Cadiz Inc. (CDZI) – Form 4 insider transaction
The filing discloses that director Stephen E. Courter received 8,212 shares of Cadiz Inc. common stock on 30 June 2025. The shares were issued under the company’s 2019 Equity Incentive Plan as compensation for Courter’s board service during the 12-month period ended 30 June 2025 and will vest on 31 January 2026. The transaction is coded “A” (acquisition) and priced at $3.0443 per share, indicating the grant-date fair value used for accounting rather than an open-market purchase price.
After the award, Courter’s total direct beneficial ownership rises to 75,489 shares. No derivative securities were reported. The filing is made by a single reporting person and does not involve Rule 10b5-1 trading plans or amendments to prior reports.
Because the shares are a routine, plan-based equity grant to a non-executive director rather than a discretionary market purchase, the information is generally viewed as neutral to slightly positive for governance alignment but immaterial from a valuation or liquidity standpoint.
Cadiz Inc. (CDZI) – Form 4 insider filing: Director Maria Echaveste reported the allocation of 8,212 shares of common stock on 06/30/2025 under the company’s 2019 Equity Incentive Plan. The shares, valued for reporting purposes at $3.0443 each, represent compensation for board service during the 12-month period ended 06/30/2025 and will vest on 01/31/2026. Following the grant, Echaveste’s direct beneficial ownership rises to 39,627 shares, an increase of roughly 26% from her pre-grant holdings. No derivative securities were involved and there were no dispositions. The filing was made by a single reporting person and confirms that Echaveste remains a director of the issuer.

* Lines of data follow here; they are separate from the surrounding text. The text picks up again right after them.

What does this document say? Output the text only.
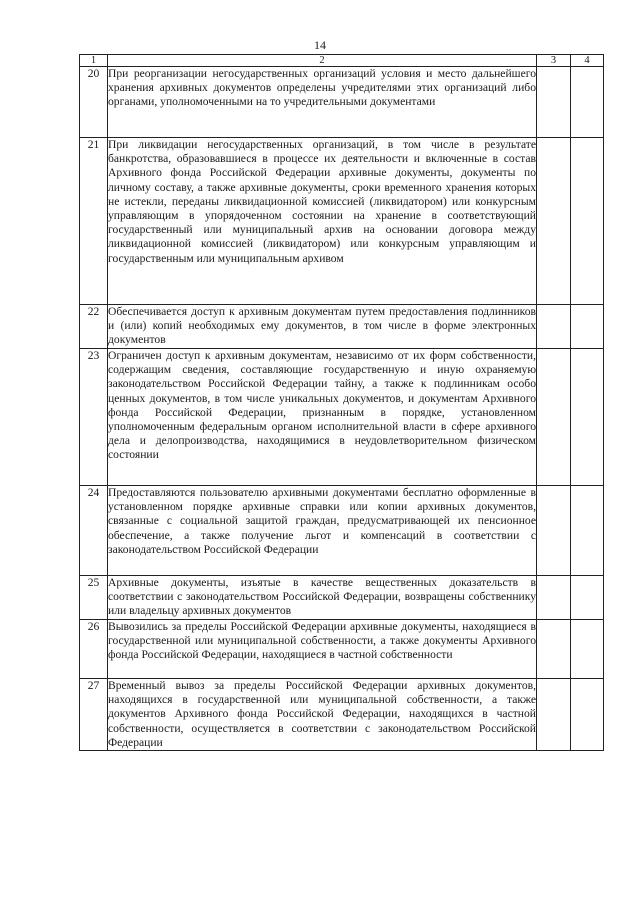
14
1	2	3	4
20	При реорганизации негосударственных организаций условия и место дальнейшего хранения архивных документов определены учредителями этих организаций либо органами, уполномоченными на то учредительными документами		
21	При ликвидации негосударственных организаций, в том числе в результате банкротства, образовавшиеся в процессе их деятельности и включенные в состав Архивного фонда Российской Федерации архивные документы, документы по личному составу, а также архивные документы, сроки временного хранения которых не истекли, переданы ликвидационной комиссией (ликвидатором) или конкурсным управляющим в упорядоченном состоянии на хранение в соответствующий государственный или муниципальный архив на основании договора между ликвидационной комиссией (ликвидатором) или конкурсным управляющим и государственным или муниципальным архивом		
22	Обеспечивается доступ к архивным документам путем предоставления подлинников и (или) копий необходимых ему документов, в том числе в форме электронных документов		
23	Ограничен доступ к архивным документам, независимо от их форм собственности, содержащим сведения, составляющие государственную и иную охраняемую законодательством Российской Федерации тайну, а также к подлинникам особо ценных документов, в том числе уникальных документов, и документам Архивного фонда Российской Федерации, признанным в порядке, установленном уполномоченным федеральным органом исполнительной власти в сфере архивного дела и делопроизводства, находящимися в неудовлетворительном физическом состоянии		
24	Предоставляются пользователю архивными документами бесплатно оформленные в установленном порядке архивные справки или копии архивных документов, связанные с социальной защитой граждан, предусматривающей их пенсионное обеспечение, а также получение льгот и компенсаций в соответствии с законодательством Российской Федерации		
25	Архивные документы, изъятые в качестве вещественных доказательств в соответствии с законодательством Российской Федерации, возвращены собственнику или владельцу архивных документов		
26	Вывозились за пределы Российской Федерации архивные документы, находящиеся в государственной или муниципальной собственности, а также документы Архивного фонда Российской Федерации, находящиеся в частной собственности		
27	Временный вывоз за пределы Российской Федерации архивных документов, находящихся в государственной или муниципальной собственности, а также документов Архивного фонда Российской Федерации, находящихся в частной собственности, осуществляется в соответствии с законодательством Российской Федерации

Cadiz Inc. (NASDAQ: CDZI / CDZIP) disclosed in an 8-K that, on 17 June 2025, it signed a non-binding three-year Memorandum of Understanding (MOU) with UK-based Hoku Energy Limited to develop a large-scale clean-energy and digital-infrastructure project on up to 10,000 of Cadiz’s 35,000 Mojave-Desert acres.

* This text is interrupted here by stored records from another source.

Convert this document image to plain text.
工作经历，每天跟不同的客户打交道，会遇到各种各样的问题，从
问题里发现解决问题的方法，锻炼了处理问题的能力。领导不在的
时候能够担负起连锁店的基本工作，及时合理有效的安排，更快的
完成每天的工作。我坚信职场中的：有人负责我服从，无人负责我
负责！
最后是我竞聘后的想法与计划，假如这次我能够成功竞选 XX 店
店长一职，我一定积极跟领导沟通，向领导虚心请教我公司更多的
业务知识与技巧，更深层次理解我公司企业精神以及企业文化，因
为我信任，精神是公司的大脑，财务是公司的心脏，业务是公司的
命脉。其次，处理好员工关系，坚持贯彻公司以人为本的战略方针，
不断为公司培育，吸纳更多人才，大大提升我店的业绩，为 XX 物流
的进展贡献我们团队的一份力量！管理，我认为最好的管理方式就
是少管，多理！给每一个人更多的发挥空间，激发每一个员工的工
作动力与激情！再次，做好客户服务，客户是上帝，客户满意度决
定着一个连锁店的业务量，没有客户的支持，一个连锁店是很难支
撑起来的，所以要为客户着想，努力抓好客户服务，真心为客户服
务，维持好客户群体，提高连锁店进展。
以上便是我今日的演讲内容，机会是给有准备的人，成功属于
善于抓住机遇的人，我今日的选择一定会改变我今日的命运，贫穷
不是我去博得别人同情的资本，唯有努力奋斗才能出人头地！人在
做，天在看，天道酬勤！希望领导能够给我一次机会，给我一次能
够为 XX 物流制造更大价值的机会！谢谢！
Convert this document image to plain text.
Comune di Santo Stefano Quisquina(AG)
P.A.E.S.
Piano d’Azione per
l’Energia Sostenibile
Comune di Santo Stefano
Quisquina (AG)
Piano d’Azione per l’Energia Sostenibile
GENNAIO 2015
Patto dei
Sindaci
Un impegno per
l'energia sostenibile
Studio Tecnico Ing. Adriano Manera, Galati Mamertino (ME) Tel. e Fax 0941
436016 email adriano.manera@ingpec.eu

Key commercial terms include: (1) exclusive option payment of $50,000 per year to Cadiz during the option period; (2) upon exercise, a long-term lease at up to $1,000 per acre (2025 dollars) equating to an initial $7.2 million annual rent for a full 10,000-acre lease, CPI-adjusted; (3) Cadiz to supply 2,000-4,000 acre-feet of water annually for green-hydrogen production at up to $900 per acre-foot, or $1.8-3.4 million in first-year water revenue; and (4) rights for Hoku to use existing pipeline corridors, subject to added rent and approvals.
The project would combine zero-carbon renewable power, low-carbon thermal generation and a potential high-performance-computing data-centre. Hoku will fund permitting, feasibility, capital raising and must meet non-binding milestones to convert the option to a lease. The MOU excludes Cadiz’s separate green-hydrogen and solar arrangements and grants Hoku a right of first refusal to power any 400-acre commercial data-centre Cadiz may develop.
Because the MOU is non-binding, revenue visibility hinges on successful negotiations, regulatory approvals and demand conditions. The filing contains customary forward-looking-statement disclaimers.